Uh huh, Jinxed myself!

After buttoning everything up I tried to access the nifty Mac network utility to reload the OS. I was able to get to the utility. After answering a couple of questions, the utility started, then told me that the OS wasn’t available. Gee THANKS APPLE!

Now I’ve got a computer that should be fast as hell and no OS. I booted the machine from a bootable memory stick that had the appropriate operating system on it. (Yeah, I tend to have some redundancy.) The system booted, I clicked on the installer, and it started just fine. Again I answered the questions and directed the installer to install the OS on the brand new 1TB internal hard disk.

The system takes off, executes a format of the internal HD then reboots as expected. Things went south from there. The reboot damaged the OS on the memory stick and in the process told me that the OS image (Downloaded from Apple about 2 years ago, and used several times to install the OS,) was invalid or possibly corrupt.

Great! I can’t even install from my rainy day backup.

Now what?

Uh, maybe I’ll just use the TimeCapsule backup.

Nope, Backups 1 – 5 are corrupt.

I do still have the original bootable disk in an external enclosure. The computer is still workable booting from that external disk. But a 1TB internal SSD isn’t being used.

I try booting to the recovery partition. It works, but I still can’t install the OS from Apple.

This leaves me two choices. Do a complete backup from the original disk to another USB disk, then restore from that backup. Or I can try to sequence through the other backups on the Timecapsule hoping to find one that works.

I choose the latter, and remarkably seem to have found a backup that is intact. So I start the restore process.

Currently the restore is reporting 32 hours remaining. Let’s hope it works Otherwise I’m down to only one option which will probably take just as much time. USB 2 is painfully slow, although even with the 1GB speeds of my internal network, apparently network restore is also painfully slow.

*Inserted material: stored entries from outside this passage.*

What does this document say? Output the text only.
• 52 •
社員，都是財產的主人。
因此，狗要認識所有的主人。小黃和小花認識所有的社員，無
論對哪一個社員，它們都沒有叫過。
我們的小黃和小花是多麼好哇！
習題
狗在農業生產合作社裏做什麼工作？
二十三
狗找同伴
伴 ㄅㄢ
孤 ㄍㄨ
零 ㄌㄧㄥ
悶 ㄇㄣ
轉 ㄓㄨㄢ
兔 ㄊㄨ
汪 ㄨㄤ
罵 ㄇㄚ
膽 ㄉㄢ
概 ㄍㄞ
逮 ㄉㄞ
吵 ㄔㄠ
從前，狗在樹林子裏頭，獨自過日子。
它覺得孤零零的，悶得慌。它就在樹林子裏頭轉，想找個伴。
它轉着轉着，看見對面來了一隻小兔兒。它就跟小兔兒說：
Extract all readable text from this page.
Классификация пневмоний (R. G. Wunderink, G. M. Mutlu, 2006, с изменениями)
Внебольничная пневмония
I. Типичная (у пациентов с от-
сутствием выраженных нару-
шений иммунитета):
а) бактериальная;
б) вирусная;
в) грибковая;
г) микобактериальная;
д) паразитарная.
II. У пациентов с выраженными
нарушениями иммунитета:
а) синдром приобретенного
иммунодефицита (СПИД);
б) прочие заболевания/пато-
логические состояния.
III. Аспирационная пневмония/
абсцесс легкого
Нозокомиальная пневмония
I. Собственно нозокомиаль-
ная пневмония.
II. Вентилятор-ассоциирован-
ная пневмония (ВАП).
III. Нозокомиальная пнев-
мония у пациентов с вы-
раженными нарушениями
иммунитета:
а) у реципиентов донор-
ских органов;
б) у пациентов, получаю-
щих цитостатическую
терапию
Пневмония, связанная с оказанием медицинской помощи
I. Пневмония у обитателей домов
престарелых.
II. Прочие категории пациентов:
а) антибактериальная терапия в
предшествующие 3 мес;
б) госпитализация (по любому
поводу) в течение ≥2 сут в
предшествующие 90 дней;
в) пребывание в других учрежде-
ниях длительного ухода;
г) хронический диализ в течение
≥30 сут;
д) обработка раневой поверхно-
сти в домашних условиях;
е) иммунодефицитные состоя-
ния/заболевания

Sometimes, the most straightforward things with computers turn into the most complicated.

In this case I’d tell Apple that if you’re going to say in a dialog box that the computer will either install its original OS or the most current version of the OS that is available…

DO WHAT YOU SAY YOU’RE GOING TO DO!

Giving someone the illusion that you’re going to support a system, is worse than saying that you’re not going to support that system. In the first situation your user figures, “No Problem” in the other case the user can make alternate arrangements as long as you don’t as part of some bullshit “verification” process destroy the alternative.

I’m not amused that I’ve lost a whole day to a simple 15 minute job.


1 AM update. The restore from the Time Capsule backup failed about 8PM. Digging around on the internet gave me an interesting option. It seemed I could use Apple’s Disk Utility to clone the existing drive to the 1TB SSD.

Well, what the heck did I have to lose at this point?

Boot from the recovery partition on the 1 TB SSD. (Yeah, that got installed properly thank goodness) Pull up Disk Utility from the recovery partition. select the destination drive. Select “recover” from the edit menu, select the source and hit enter.

A few hours later… I’m awakened by a familiar ding. Click the “Done’ button, select the start disk and Eureka! There is now a bootable usable operating system on the new drive.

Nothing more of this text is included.